En regard de cette situation, les locataires libertaires ou sympathisants qui abdiquent leurs responsabilités par manque d’organisation, manque de sérieux ou manque de sympathie se trouve fautif tant au niveau légal, car ils ont signé un bail, mais aussi au niveau de leur éthique, car ils nuisent à la pérennité du projet libraire et libertaire. Les locataires ont le devoir, lorsqu’ils décident de devenir locataires, d’avoir les reins suffisamment solides pour ne pas causer de problème, de mettre de l’argent de côté en cas de pépin et d’avoir des membres qui se portent garants des engagements que les groupes locataires prennent. L’AEELI ne peut pas non plus assumer des problèmes imprévus que peuvent avoir les locataires, mais elle est prête à prendre les arrangements nécessaires pour étaler le paiement d’une dette quand une telle situation se présente. Ce n’est que lorsqu’il y a rupture de confiance ou bris des engagements que l’AEELI n’a d’autres choix que de prendre de mesures légales pour exiger qu'un ancien locataire rembourse sa dette.
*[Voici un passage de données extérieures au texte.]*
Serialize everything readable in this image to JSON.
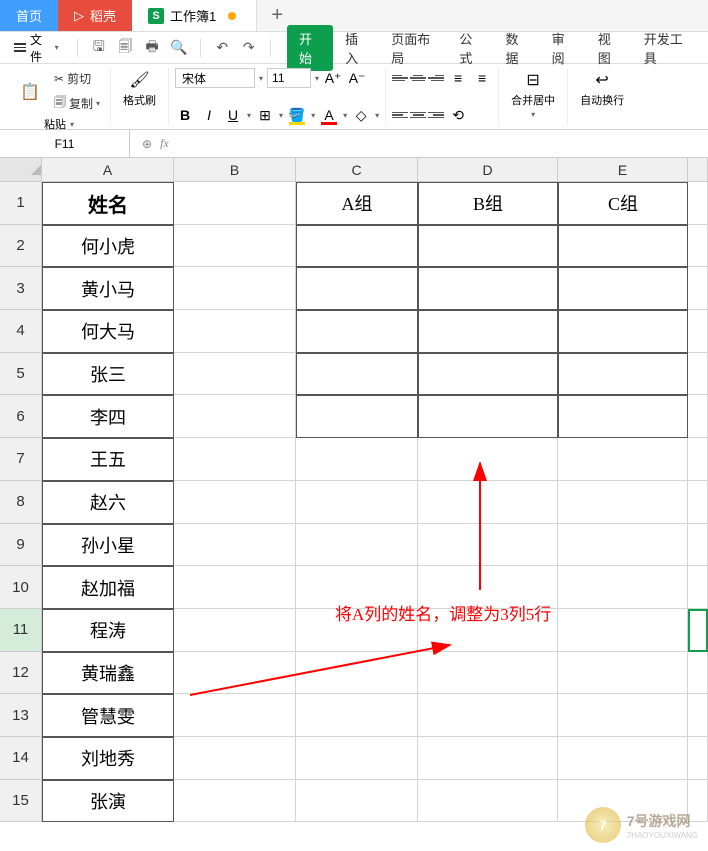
{
  "tabs": {
    "home": "首页",
    "daoke": "稻壳",
    "workbook": "工作簿1"
  },
  "file_menu": "文件",
  "menus": {
    "start": "开始",
    "insert": "插入",
    "layout": "页面布局",
    "formula": "公式",
    "data": "数据",
    "review": "审阅",
    "view": "视图",
    "dev": "开发工具"
  },
  "ribbon": {
    "cut": "剪切",
    "copy": "复制",
    "paste": "粘贴",
    "format_painter": "格式刷",
    "font_name": "宋体",
    "font_size": "11",
    "merge_center": "合并居中",
    "auto_wrap": "自动换行"
  },
  "name_box": "F11",
  "columns": [
    "A",
    "B",
    "C",
    "D",
    "E"
  ],
  "rows": [
    1,
    2,
    3,
    4,
    5,
    6,
    7,
    8,
    9,
    10,
    11,
    12,
    13,
    14,
    15
  ],
  "cells": {
    "A1": "姓名",
    "A2": "何小虎",
    "A3": "黄小马",
    "A4": "何大马",
    "A5": "张三",
    "A6": "李四",
    "A7": "王五",
    "A8": "赵六",
    "A9": "孙小星",
    "A10": "赵加福",
    "A11": "程涛",
    "A12": "黄瑞鑫",
    "A13": "管慧雯",
    "A14": "刘地秀",
    "A15": "张演",
    "C1": "A组",
    "D1": "B组",
    "E1": "C组"
  },
  "annotation": "将A列的姓名，调整为3列5行",
  "watermark": {
    "main": "7号游戏网",
    "sub": "7HAOYOUXIWANG"
  }
}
L’AEELI peut difficilement se permettre de créer un précédent où un ancien locataire puisse fuir ses responsabilités. L’AEELI ne se rendra pas encore plus précaire en cultivant une réputation de laisser-faire. Nous prônons la solidarité, mais aussi la valeur de la responsabilité.
Un peu de droit
Certaines personnes pensent que nous ne devrions pas légalement obliger les anciens locataires de payer pour leurs dettes et leurs dégâts. Ces mêmes personnes sont aussi souvent d'accord pour dire que l'Association est responsable de fournir des locaux en bon état aux nouveaux locataires. De se voir obliger de payer pour les dommages, mais de se faire refuser que les responsables des dommages assument les coûts, est une recette certaine pour la faillite. Les nouveaux locataires préféraient-ils renoncer à tenir l'Association responsable des dommages et de négocier eux-mêmes avec les anciens locataires à l'origine de ces dommages?
Malgré que ce soit toujours une décision difficile, car notre association n’est pas monolithique, le débat s’est fait pendant longtemps et n’a pas fait l’unanimité. Si l'AEELI considère comme admissible le recours à des mises en demeure et la cour de petites créances, c'est que depuis la fondation de l'Association nous opérons dans un minimum de logique légaliste. Si l'AEELI ne paye pas ses comptes de taxes ou d'électricité, la Ville, le comité des taxes scolaires et Hydro-Québec ne se priveront pas de nous poursuivre, et en fin de ligne, si nous persistons, l'édifice serait saisi pour payer ces créances. Si l'AEELI se priverait par principe du recours à la loi pour obtenir des paiements, il serait alors mieux que l'AEELI se départisse de sa propriété avant que cette situation soit forcée sur l'Association. C'est seulement dans un monde où nos obligations légales ou monétaires auront disparu que nous pourrons offrir ces mêmes conditions. De refuser un tel réalisme libertaire reviens à se désolidariser d'avance et de conserver pour soi les valeurs dominantes d'irresponsabilité et de profiteurs-victimes (petits ou grands).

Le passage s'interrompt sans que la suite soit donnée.